Bigger Can be Better When It Comes to Purchasing Default Management Services

Posted on Sep. 25, 2019 | By The Attigo Team

Group buying has gained popularity across different markets as a way for individual people or companies to reap the benefits of power in numbers. Known by economists as "economies of scale", the advantages can include more purchasing power, lower costs, and reduced administrative workload. If you’ve ever wondered if group buying could work in the higher-ed industry—specifically with default management services—keep reading. It’s an interesting thought we’ve explored.


Each year, millions of students rely on federal student loans. While many successfully repay them, others struggle and default, experiencing serious consequences. As schools are being held increasingly accountable for student success, finding innovative and cost-effective solutions remains on the to-do list for many higher-ed leaders. 

Taking Advantage of Group Buying through Affiliation

The Wisconsin Technical College System (WTCS) has more than 300,000 individuals who access their 16 technical colleges each year. While programs are very affordable, many students rely on loans to help finance their education and cover living expenses. When it comes time for students to repay their loans, the schools want to provide extra help to those who need it. 

In the fall of 2017, WTCS leadership discussed this need. But with tight budgets and limited resources, they set out to find a creative way to serve their students and reduce Cohort Default Rates (CDRs). They explored group buying whereby individual campuses were offered the chance to evaluate and purchase default management services as part of a larger entity.

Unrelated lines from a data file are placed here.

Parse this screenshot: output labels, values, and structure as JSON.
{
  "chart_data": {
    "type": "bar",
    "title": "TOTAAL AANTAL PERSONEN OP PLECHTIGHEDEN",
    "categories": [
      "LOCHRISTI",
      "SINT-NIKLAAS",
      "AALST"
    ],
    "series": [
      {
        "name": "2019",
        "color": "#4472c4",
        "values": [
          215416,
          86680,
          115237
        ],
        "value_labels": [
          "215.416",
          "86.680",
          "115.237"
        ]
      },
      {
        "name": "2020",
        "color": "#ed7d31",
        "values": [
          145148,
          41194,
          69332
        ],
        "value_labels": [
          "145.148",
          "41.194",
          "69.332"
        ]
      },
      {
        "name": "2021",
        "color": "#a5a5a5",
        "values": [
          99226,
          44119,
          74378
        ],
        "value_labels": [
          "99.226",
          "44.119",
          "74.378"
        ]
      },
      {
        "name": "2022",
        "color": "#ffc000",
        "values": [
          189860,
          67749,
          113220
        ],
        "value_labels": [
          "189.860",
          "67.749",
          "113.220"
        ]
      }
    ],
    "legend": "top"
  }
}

Case StudyWTCS wanted their schools to be able to maintain autonomy in the types of services they chose to use (e.g., financial wellness tools, default prevention outreach and counseling, defaulted loan rehabilitation, etc). But they also wanted schools to reap the benefits of group buying. In total 13 of the 16 schools participated. The positive, and significant, outcomes achieved (in less than 12 months) are explored in a case study. 

Group Buying Benefits

The benefits of a multi-campus approach can include:

  • discountCost effectiveness. Service providers have fixed expenses that become proportionally smaller with higher volume.  This situation provides an opportunity to offer their services at a proportionally lower fee.
  • Measurable reduction in administrative time. When going through the purchase process as a whole, there's one collective body considering an offer. Instead of creating,  scoring and evaluating four separate Requests For Proposals, or four default prevention presentations there's a single team that can collaborate and share in the responsibilities. This goes to the adage many hands equals light work. 
  • Contract coordination. As a unified group with similar legal requirements the oversight of establishing or evaluating terms and conditions becomes easier. From the vendors side the ability to review and execute one contract verses multiple separate contracts brings positive financial gains, which subsequently benefits schools as well.

Searching for a default prevention company is easier using these resources

6 Steps to Choosing A Default Prevention Partner
Checklist to Compare Default Prevention Providers

Ways for Single Schools to Band Together

If you're not part of a larger school system like the WTCS, don't give up hope for this opportunity. There maybe ways to affiliate with an existing group or find like-minded schools looking to create a buying group.

  • Reach out to peers at similar schools in your state or region. 
  • Post an inquiry on your favorite listserv. 
  • Connect with schools through your state association.
  • Engage your state leadership. Are your legislators interested in pursuing a state-based solution?

The consensus we discovered is that group buying isn't just for retailers and hospitals. There's a real opportunity for the higher-ed industry to save time and money and grow their buying power.